Per completare il quadro a ovest, non bisogna dimenticare gli immortali San Antonio Spurs del trio Duncan-Parker-Ginobili, che già l’anno scorso hanno iniziato un processo di rinnovamento che ha visto emergere alla grande il giovane Kawhi Leonard, oltre ai Minnesota Timberwolves, che però dovranno ancora aspettare i loro due giocatori più importanti ancora fuori per i rispettivi infortuni, ossia la stella Kevin Love e il giovane play spagnolo Ricky Rubio, ma che possono contare sul ritorno in NBA di Brandon Roy e del russo Kirilenko. Infine attenzione agli ambiziosi Denver Nuggets, in continuo miglioramento anno dopo anno, squadra con grandi capacità offensive e dai ritmi elevati che con l’acquisto da Philadelphia di un uomo come Andre Iguodala ha fatto un ulteriore salto di qualità, anche e soprattutto dal punto di vista difensivo.
Parlando di giovani promesse, il volto nuovo più atteso è quello di Anthony Davis, prima scelta assoluta del draft dello scorso giugno, data di nascita 11 marzo 1993 e in bacheca già un titolo NCAA con Kentucky e un oro olimpico ottenuto a Londra quando è stato convocato in mezzo ai grandi. Di lui si dice che possa diventare il nuovo Kevin Garnett e si scommette già sulla sua doppia doppia (punti e rimbalzi) di media e sulla sua presenza nel primo quintetto difensivo dell’anno, per il momento è già diventato l’idolo di New Orleans, formazione che ha preso anche il giovane Austin Rivers, il figlio del coach di Boston Doc.
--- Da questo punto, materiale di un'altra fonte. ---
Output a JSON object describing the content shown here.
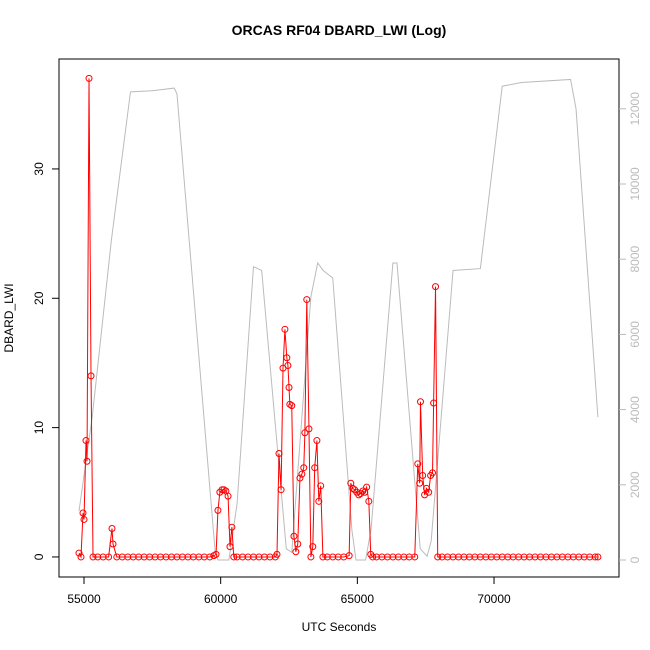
{
  "chart_data": {
    "type": "line",
    "title": "ORCAS RF04 DBARD_LWI (Log)",
    "x_label": "UTC Seconds",
    "y_label": "DBARD_LWI",
    "xlim": [
      54085,
      74572
    ],
    "xticks": [
      55000,
      60000,
      65000,
      70000
    ],
    "ylim": [
      -1.55,
      38.5
    ],
    "yticks": [
      0,
      10,
      20,
      30
    ],
    "y2lim": [
      -452,
      13324
    ],
    "y2ticks": [
      0,
      2000,
      4000,
      6000,
      8000,
      10000,
      12000
    ],
    "y2_color": "#bbbbbb",
    "series": [
      {
        "color": "#ff0000",
        "marker": "circle",
        "x": [
          54817,
          54890,
          54963,
          55000,
          55073,
          55110,
          55183,
          55256,
          55330,
          55500,
          55700,
          55900,
          56024,
          56061,
          56200,
          56400,
          56600,
          56800,
          57000,
          57200,
          57400,
          57600,
          57800,
          58000,
          58200,
          58400,
          58600,
          58800,
          59000,
          59200,
          59400,
          59600,
          59750,
          59830,
          59900,
          59970,
          60050,
          60120,
          60190,
          60270,
          60340,
          60410,
          60480,
          60600,
          60800,
          61000,
          61200,
          61400,
          61600,
          61800,
          62000,
          62060,
          62133,
          62210,
          62280,
          62350,
          62420,
          62460,
          62500,
          62530,
          62600,
          62680,
          62750,
          62820,
          62900,
          62970,
          63040,
          63080,
          63150,
          63230,
          63300,
          63370,
          63440,
          63520,
          63590,
          63660,
          63740,
          63900,
          64100,
          64300,
          64500,
          64700,
          64760,
          64830,
          64900,
          64980,
          65050,
          65120,
          65200,
          65270,
          65340,
          65420,
          65490,
          65560,
          65700,
          65900,
          66100,
          66300,
          66500,
          66700,
          66900,
          67100,
          67210,
          67280,
          67310,
          67390,
          67460,
          67530,
          67610,
          67680,
          67750,
          67790,
          67860,
          67940,
          68100,
          68300,
          68500,
          68700,
          68900,
          69100,
          69300,
          69500,
          69700,
          69900,
          70100,
          70300,
          70500,
          70700,
          70900,
          71100,
          71300,
          71500,
          71700,
          71900,
          72100,
          72300,
          72500,
          72700,
          72900,
          73100,
          73300,
          73500,
          73700,
          73800
        ],
        "values": [
          0.3,
          0,
          3.4,
          2.9,
          9.0,
          7.4,
          37.0,
          14.0,
          0,
          0,
          0,
          0,
          2.2,
          1.0,
          0,
          0,
          0,
          0,
          0,
          0,
          0,
          0,
          0,
          0,
          0,
          0,
          0,
          0,
          0,
          0,
          0,
          0,
          0.1,
          0.2,
          3.6,
          5.0,
          5.2,
          5.2,
          5.1,
          4.7,
          0.8,
          2.3,
          0,
          0,
          0,
          0,
          0,
          0,
          0,
          0,
          0,
          0.2,
          8.0,
          5.2,
          14.6,
          17.6,
          15.4,
          14.8,
          13.1,
          11.8,
          11.7,
          1.6,
          0.4,
          1.0,
          6.1,
          6.4,
          6.9,
          9.6,
          19.9,
          9.9,
          0,
          0.8,
          6.9,
          9.0,
          4.3,
          5.5,
          0,
          0,
          0,
          0,
          0,
          0.1,
          5.7,
          5.3,
          5.2,
          5.0,
          4.8,
          4.9,
          5.1,
          5.0,
          5.4,
          4.3,
          0.2,
          0,
          0,
          0,
          0,
          0,
          0,
          0,
          0,
          0,
          7.2,
          5.7,
          12.0,
          6.3,
          4.8,
          5.3,
          5.0,
          6.3,
          6.5,
          11.9,
          20.9,
          0,
          0,
          0,
          0,
          0,
          0,
          0,
          0,
          0,
          0,
          0,
          0,
          0,
          0,
          0,
          0,
          0,
          0,
          0,
          0,
          0,
          0,
          0,
          0,
          0,
          0,
          0,
          0,
          0,
          0,
          0
        ]
      },
      {
        "color": "#bbbbbb",
        "axis": "y2",
        "x": [
          54817,
          55300,
          56000,
          56700,
          57500,
          58300,
          58400,
          59800,
          59900,
          60300,
          60600,
          61200,
          61500,
          62400,
          62600,
          63300,
          63550,
          63750,
          64100,
          64800,
          64950,
          65300,
          65500,
          66300,
          66450,
          67300,
          67550,
          67700,
          68500,
          69500,
          70300,
          71000,
          72800,
          73000,
          73800
        ],
        "values": [
          1300,
          3800,
          8500,
          12450,
          12480,
          12550,
          12400,
          200,
          0,
          0,
          1500,
          7800,
          7700,
          300,
          200,
          7000,
          7900,
          7700,
          7500,
          800,
          0,
          0,
          800,
          7900,
          7900,
          300,
          100,
          500,
          7700,
          7750,
          12600,
          12700,
          12780,
          12000,
          3800
        ]
      }
    ]
  }
}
Altri nuovi talenti che già quest’anno potrebbero imporsi al grande pubblico sono, tra gli altri, il play Damian Lilliard a Portland, la guardia Bradley Beal a Washington e il centro Andre Drummond a Detroit.
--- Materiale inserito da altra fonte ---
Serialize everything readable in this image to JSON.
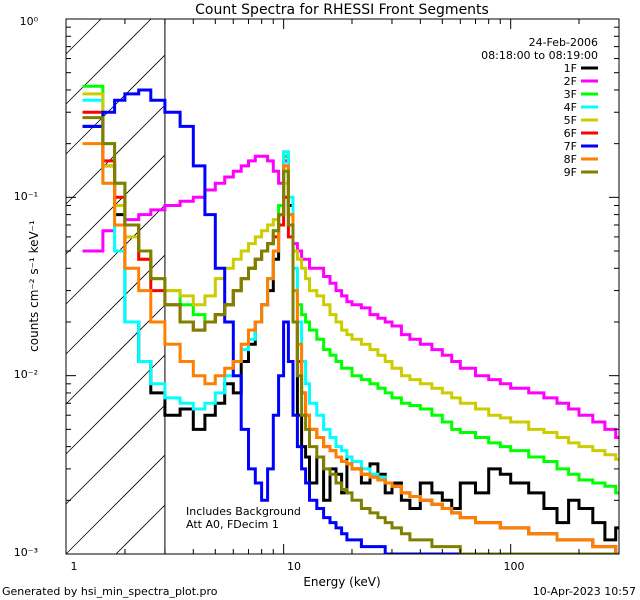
{
  "chart_data": {
    "type": "line",
    "title": "Count Spectra for RHESSI Front Segments",
    "xlabel": "Energy (keV)",
    "ylabel": "counts cm⁻² s⁻¹ keV⁻¹",
    "xscale": "log",
    "yscale": "log",
    "xlim": [
      1.1,
      300
    ],
    "ylim": [
      0.001,
      1.0
    ],
    "x_ticks": [
      "1",
      "10",
      "100"
    ],
    "y_ticks": [
      "10⁻³",
      "10⁻²",
      "10⁻¹",
      "10⁰"
    ],
    "legend_position": "top-right",
    "date": "24-Feb-2006",
    "time_range": "08:18:00 to 08:19:00",
    "annotations": [
      "Includes Background",
      "Att A0, FDecim 1"
    ],
    "hatched_region_max_kev": 3.0,
    "series": [
      {
        "name": "1F",
        "color": "#000000",
        "x": [
          1.3,
          1.6,
          1.8,
          2.0,
          2.3,
          2.6,
          3.0,
          3.5,
          4.0,
          4.5,
          5.0,
          5.5,
          6.0,
          6.5,
          7.0,
          7.5,
          8.0,
          8.5,
          9.0,
          9.5,
          10.0,
          10.5,
          11.0,
          11.5,
          12,
          12.5,
          13,
          14,
          15,
          16,
          17,
          18,
          19,
          20,
          22,
          24,
          26,
          28,
          30,
          33,
          36,
          40,
          45,
          50,
          55,
          60,
          70,
          80,
          90,
          100,
          120,
          140,
          160,
          180,
          200,
          230,
          260,
          290
        ],
        "values": [
          0.25,
          0.15,
          0.08,
          0.02,
          0.012,
          0.008,
          0.006,
          0.0065,
          0.005,
          0.006,
          0.007,
          0.009,
          0.008,
          0.012,
          0.015,
          0.02,
          0.025,
          0.03,
          0.045,
          0.08,
          0.17,
          0.09,
          0.02,
          0.006,
          0.004,
          0.0035,
          0.0025,
          0.0035,
          0.002,
          0.003,
          0.0028,
          0.0022,
          0.0035,
          0.003,
          0.0025,
          0.0032,
          0.0028,
          0.0022,
          0.0025,
          0.002,
          0.0018,
          0.0025,
          0.0022,
          0.002,
          0.0018,
          0.0025,
          0.0022,
          0.003,
          0.0028,
          0.0025,
          0.0022,
          0.0018,
          0.0015,
          0.002,
          0.0018,
          0.0015,
          0.0012,
          0.0014
        ]
      },
      {
        "name": "2F",
        "color": "#ff00ff",
        "x": [
          1.3,
          1.6,
          1.8,
          2.0,
          2.3,
          2.6,
          3.0,
          3.5,
          4.0,
          4.5,
          5.0,
          5.5,
          6.0,
          6.5,
          7.0,
          7.5,
          8.0,
          8.5,
          9.0,
          9.5,
          10.0,
          10.5,
          11.0,
          11.5,
          12,
          12.5,
          13,
          14,
          15,
          16,
          17,
          18,
          19,
          20,
          22,
          24,
          26,
          28,
          30,
          33,
          36,
          40,
          45,
          50,
          55,
          60,
          70,
          80,
          90,
          100,
          120,
          140,
          160,
          180,
          200,
          230,
          260,
          290
        ],
        "values": [
          0.05,
          0.065,
          0.07,
          0.075,
          0.08,
          0.085,
          0.09,
          0.095,
          0.1,
          0.11,
          0.12,
          0.13,
          0.14,
          0.15,
          0.16,
          0.17,
          0.17,
          0.16,
          0.14,
          0.12,
          0.16,
          0.08,
          0.055,
          0.05,
          0.045,
          0.045,
          0.04,
          0.04,
          0.036,
          0.033,
          0.03,
          0.028,
          0.026,
          0.025,
          0.024,
          0.022,
          0.021,
          0.02,
          0.019,
          0.017,
          0.016,
          0.015,
          0.014,
          0.013,
          0.012,
          0.011,
          0.01,
          0.0095,
          0.009,
          0.0085,
          0.008,
          0.0075,
          0.007,
          0.0065,
          0.006,
          0.0055,
          0.005,
          0.0045
        ]
      },
      {
        "name": "3F",
        "color": "#00ff00",
        "x": [
          1.3,
          1.6,
          1.8,
          2.0,
          2.3,
          2.6,
          3.0,
          3.5,
          4.0,
          4.5,
          5.0,
          5.5,
          6.0,
          6.5,
          7.0,
          7.5,
          8.0,
          8.5,
          9.0,
          9.5,
          10.0,
          10.5,
          11.0,
          11.5,
          12,
          12.5,
          13,
          14,
          15,
          16,
          17,
          18,
          19,
          20,
          22,
          24,
          26,
          28,
          30,
          33,
          36,
          40,
          45,
          50,
          55,
          60,
          70,
          80,
          90,
          100,
          120,
          140,
          160,
          180,
          200,
          230,
          260,
          290
        ],
        "values": [
          0.42,
          0.2,
          0.12,
          0.07,
          0.05,
          0.035,
          0.03,
          0.025,
          0.022,
          0.02,
          0.022,
          0.025,
          0.03,
          0.035,
          0.04,
          0.045,
          0.05,
          0.055,
          0.065,
          0.09,
          0.17,
          0.08,
          0.03,
          0.025,
          0.022,
          0.02,
          0.018,
          0.016,
          0.014,
          0.013,
          0.012,
          0.011,
          0.011,
          0.01,
          0.0095,
          0.009,
          0.0085,
          0.008,
          0.0075,
          0.007,
          0.0068,
          0.0065,
          0.006,
          0.0055,
          0.005,
          0.0048,
          0.0045,
          0.0042,
          0.004,
          0.0038,
          0.0035,
          0.0033,
          0.003,
          0.0028,
          0.0026,
          0.0025,
          0.0024,
          0.0022
        ]
      },
      {
        "name": "4F",
        "color": "#00ffff",
        "x": [
          1.3,
          1.6,
          1.8,
          2.0,
          2.3,
          2.6,
          3.0,
          3.5,
          4.0,
          4.5,
          5.0,
          5.5,
          6.0,
          6.5,
          7.0,
          7.5,
          8.0,
          8.5,
          9.0,
          9.5,
          10.0,
          10.5,
          11.0,
          11.5,
          12,
          12.5,
          13,
          14,
          15,
          16,
          17,
          18,
          19,
          20,
          22,
          24,
          26,
          28,
          30,
          33,
          36,
          40,
          45,
          50,
          55,
          60,
          70,
          80,
          90,
          100,
          120,
          140,
          160,
          180,
          200,
          230,
          260,
          290
        ],
        "values": [
          0.35,
          0.12,
          0.05,
          0.02,
          0.012,
          0.009,
          0.0075,
          0.007,
          0.0065,
          0.007,
          0.008,
          0.01,
          0.012,
          0.014,
          0.016,
          0.02,
          0.025,
          0.035,
          0.05,
          0.08,
          0.18,
          0.1,
          0.04,
          0.02,
          0.012,
          0.009,
          0.007,
          0.006,
          0.005,
          0.0045,
          0.004,
          0.0038,
          0.0035,
          0.0033,
          0.003,
          0.0028,
          0.0027,
          0.0025,
          0.0024,
          0.0022,
          0.0021,
          0.002,
          0.0019,
          0.0018,
          0.0017,
          0.0016,
          0.0015,
          0.0015,
          0.0014,
          0.0014,
          0.0013,
          0.0013,
          0.0012,
          0.0012,
          0.0012,
          0.0011,
          0.0011,
          0.001
        ]
      },
      {
        "name": "5F",
        "color": "#cccc00",
        "x": [
          1.3,
          1.6,
          1.8,
          2.0,
          2.3,
          2.6,
          3.0,
          3.5,
          4.0,
          4.5,
          5.0,
          5.5,
          6.0,
          6.5,
          7.0,
          7.5,
          8.0,
          8.5,
          9.0,
          9.5,
          10.0,
          10.5,
          11.0,
          11.5,
          12,
          12.5,
          13,
          14,
          15,
          16,
          17,
          18,
          19,
          20,
          22,
          24,
          26,
          28,
          30,
          33,
          36,
          40,
          45,
          50,
          55,
          60,
          70,
          80,
          90,
          100,
          120,
          140,
          160,
          180,
          200,
          230,
          260,
          290
        ],
        "values": [
          0.38,
          0.15,
          0.09,
          0.06,
          0.045,
          0.035,
          0.03,
          0.028,
          0.025,
          0.028,
          0.035,
          0.04,
          0.045,
          0.05,
          0.055,
          0.06,
          0.065,
          0.07,
          0.075,
          0.08,
          0.12,
          0.07,
          0.05,
          0.045,
          0.04,
          0.035,
          0.03,
          0.028,
          0.025,
          0.022,
          0.02,
          0.018,
          0.017,
          0.016,
          0.015,
          0.014,
          0.013,
          0.012,
          0.011,
          0.01,
          0.0095,
          0.009,
          0.0085,
          0.008,
          0.0075,
          0.007,
          0.0065,
          0.006,
          0.0058,
          0.0055,
          0.005,
          0.0048,
          0.0045,
          0.0042,
          0.004,
          0.0038,
          0.0036,
          0.0034
        ]
      },
      {
        "name": "6F",
        "color": "#ff0000",
        "x": [
          1.3,
          1.6,
          1.8,
          2.0,
          2.3,
          2.6,
          3.0,
          3.5,
          4.0,
          4.5,
          5.0,
          5.5,
          6.0,
          6.5,
          7.0,
          7.5,
          8.0,
          8.5,
          9.0,
          9.5,
          10.0,
          10.5,
          11.0,
          11.5,
          12,
          12.5,
          13,
          14,
          15,
          16,
          17,
          18,
          19,
          20,
          22,
          24,
          26,
          28,
          30,
          33,
          36,
          40,
          45,
          50,
          55,
          60,
          70,
          80,
          90,
          100,
          120,
          140,
          160,
          180,
          200,
          230,
          260,
          290
        ],
        "values": [
          0.3,
          0.16,
          0.1,
          0.07,
          0.045,
          0.03,
          0.025,
          0.02,
          0.018,
          0.02,
          0.022,
          0.025,
          0.03,
          0.035,
          0.04,
          0.045,
          0.05,
          0.055,
          0.06,
          0.07,
          0.1,
          0.06,
          0.02,
          0.012,
          0.008,
          0.006,
          0.005,
          0.0045,
          0.004,
          0.0038,
          0.0035,
          0.0033,
          0.0032,
          0.003,
          0.0028,
          0.0027,
          0.0026,
          0.0025,
          0.0024,
          0.0022,
          0.0021,
          0.002,
          0.0019,
          0.0018,
          0.0017,
          0.0016,
          0.0015,
          0.0015,
          0.0014,
          0.0014,
          0.0013,
          0.0013,
          0.0012,
          0.0012,
          0.0012,
          0.0011,
          0.0011,
          0.001
        ]
      },
      {
        "name": "7F",
        "color": "#0000ff",
        "x": [
          1.3,
          1.6,
          1.8,
          2.0,
          2.3,
          2.6,
          3.0,
          3.5,
          4.0,
          4.5,
          5.0,
          5.5,
          6.0,
          6.5,
          7.0,
          7.5,
          8.0,
          8.5,
          9.0,
          9.5,
          10.0,
          10.5,
          11.0,
          11.5,
          12,
          12.5,
          13,
          14,
          15,
          16,
          17,
          18,
          19,
          20,
          22,
          24,
          26,
          28,
          30,
          33,
          36,
          40,
          45,
          50,
          55,
          60,
          70,
          80,
          90,
          100,
          120,
          140,
          160,
          180,
          200,
          230,
          260,
          290
        ],
        "values": [
          0.25,
          0.3,
          0.35,
          0.38,
          0.4,
          0.35,
          0.3,
          0.25,
          0.15,
          0.08,
          0.04,
          0.02,
          0.01,
          0.005,
          0.003,
          0.0025,
          0.002,
          0.003,
          0.006,
          0.01,
          0.02,
          0.012,
          0.006,
          0.004,
          0.003,
          0.0025,
          0.002,
          0.0018,
          0.0016,
          0.0015,
          0.0014,
          0.0013,
          0.0012,
          0.0012,
          0.0011,
          0.0011,
          0.0011,
          0.001,
          0.001,
          0.001,
          0.001,
          0.001,
          0.001,
          0.001,
          0.001,
          0.001,
          0.001,
          0.001,
          0.001,
          0.001,
          0.001,
          0.001,
          0.001,
          0.001,
          0.001,
          0.001,
          0.001,
          0.001
        ]
      },
      {
        "name": "8F",
        "color": "#ff7f00",
        "x": [
          1.3,
          1.6,
          1.8,
          2.0,
          2.3,
          2.6,
          3.0,
          3.5,
          4.0,
          4.5,
          5.0,
          5.5,
          6.0,
          6.5,
          7.0,
          7.5,
          8.0,
          8.5,
          9.0,
          9.5,
          10.0,
          10.5,
          11.0,
          11.5,
          12,
          12.5,
          13,
          14,
          15,
          16,
          17,
          18,
          19,
          20,
          22,
          24,
          26,
          28,
          30,
          33,
          36,
          40,
          45,
          50,
          55,
          60,
          70,
          80,
          90,
          100,
          120,
          140,
          160,
          180,
          200,
          230,
          260,
          290
        ],
        "values": [
          0.2,
          0.12,
          0.07,
          0.04,
          0.03,
          0.02,
          0.015,
          0.012,
          0.01,
          0.009,
          0.01,
          0.011,
          0.012,
          0.015,
          0.018,
          0.02,
          0.025,
          0.035,
          0.05,
          0.08,
          0.15,
          0.08,
          0.03,
          0.015,
          0.008,
          0.006,
          0.005,
          0.0045,
          0.004,
          0.0038,
          0.0035,
          0.0033,
          0.0032,
          0.003,
          0.0028,
          0.0027,
          0.0026,
          0.0025,
          0.0024,
          0.0022,
          0.0021,
          0.002,
          0.0019,
          0.0018,
          0.0017,
          0.0016,
          0.0015,
          0.0015,
          0.0014,
          0.0014,
          0.0013,
          0.0013,
          0.0012,
          0.0012,
          0.0012,
          0.0011,
          0.0011,
          0.001
        ]
      },
      {
        "name": "9F",
        "color": "#808000",
        "x": [
          1.3,
          1.6,
          1.8,
          2.0,
          2.3,
          2.6,
          3.0,
          3.5,
          4.0,
          4.5,
          5.0,
          5.5,
          6.0,
          6.5,
          7.0,
          7.5,
          8.0,
          8.5,
          9.0,
          9.5,
          10.0,
          10.5,
          11.0,
          11.5,
          12,
          12.5,
          13,
          14,
          15,
          16,
          17,
          18,
          19,
          20,
          22,
          24,
          26,
          28,
          30,
          33,
          36,
          40,
          45,
          50,
          55,
          60,
          70,
          80,
          90,
          100,
          120,
          140,
          160,
          180,
          200,
          230,
          260,
          290
        ],
        "values": [
          0.28,
          0.2,
          0.12,
          0.07,
          0.05,
          0.035,
          0.025,
          0.02,
          0.018,
          0.02,
          0.022,
          0.025,
          0.03,
          0.035,
          0.04,
          0.045,
          0.05,
          0.055,
          0.065,
          0.08,
          0.14,
          0.07,
          0.02,
          0.01,
          0.006,
          0.005,
          0.004,
          0.0035,
          0.003,
          0.0028,
          0.0025,
          0.0023,
          0.0022,
          0.002,
          0.0018,
          0.0017,
          0.0016,
          0.0015,
          0.0014,
          0.0013,
          0.0012,
          0.0012,
          0.0011,
          0.0011,
          0.0011,
          0.001,
          0.001,
          0.001,
          0.001,
          0.001,
          0.001,
          0.001,
          0.001,
          0.001,
          0.001,
          0.001,
          0.001,
          0.001
        ]
      }
    ]
  },
  "footer": {
    "generated_by": "Generated by hsi_min_spectra_plot.pro",
    "timestamp": "10-Apr-2023 10:57"
  }
}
Questa che è appena cominciata sarà anche l’ultima stagione completa con a capo il commissioner David Stern, che ha annunciato la pensione dal primo febbraio 2014, nel giorno del trentesimo anniversario della sua nomina, quando lascerà il posto al suo attuale vice Adam Silver. Il settantenne numero uno della lega è sempre stato un personaggio controverso e dalla fortissima personalità, non amato da molti, ma gli è riconosciuto da tutti che sia stato il commissioner che ha fatto fare il salto di qualità al movimento dell’NBA, rendendolo ricco e glamour e dandogli visibilità a livello internazionale, oltrepassando i confini statunitensi ed espandendosi anche in Canada. David Stern resterà per sempre come il più importante commissioner NBA, colui che ha contribuito a fare la storia di questo sport, anche grazie alla presenza negli anni di campioni e personaggi come Magic Johnson, Larry Bird e Michael Jordan. In questi trentanni ovviamente non sono mancate problematiche di vario genere e momenti di difficoltà, come i quattro lockout che sono stati fatti, l’ultimo proprio un anno fa, quando la stagione fu quasi dimezzata e si riuscì a iniziare a giocare solo a fine dicembre.
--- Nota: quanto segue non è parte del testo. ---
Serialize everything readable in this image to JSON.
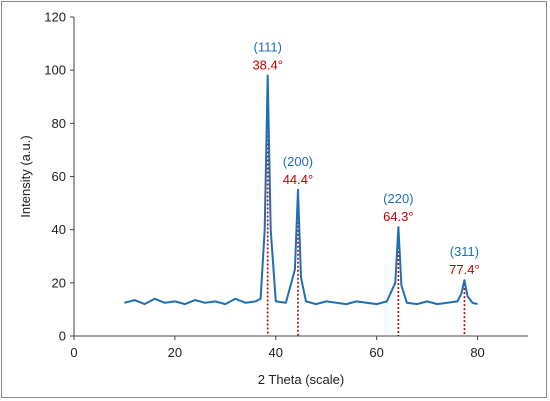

Fortunatamente per i giocatori e per tutti gli appassionati quest’anno non si è corso questo rischio, il torneo è iniziato puntuale e riserverà a ogni squadra ben 82 partite di regular season, praticamente una ogni tre giorni, uno spettacolo continuo che solo l’NBA riesce ad offrire. Già stanotte, infatti, andranno in scena altre nove partite e sarà così fino ai playoff di maggio, peccato solo che in questo inizio siano lontani dai campi per i vari infortuni gente come Rose, Love, Stoudemire, Nowitzki, Rubio, Billups, ma la stagione, come detto, è lunghissima e avranno certamente tempo per rifarsi tutti quanti!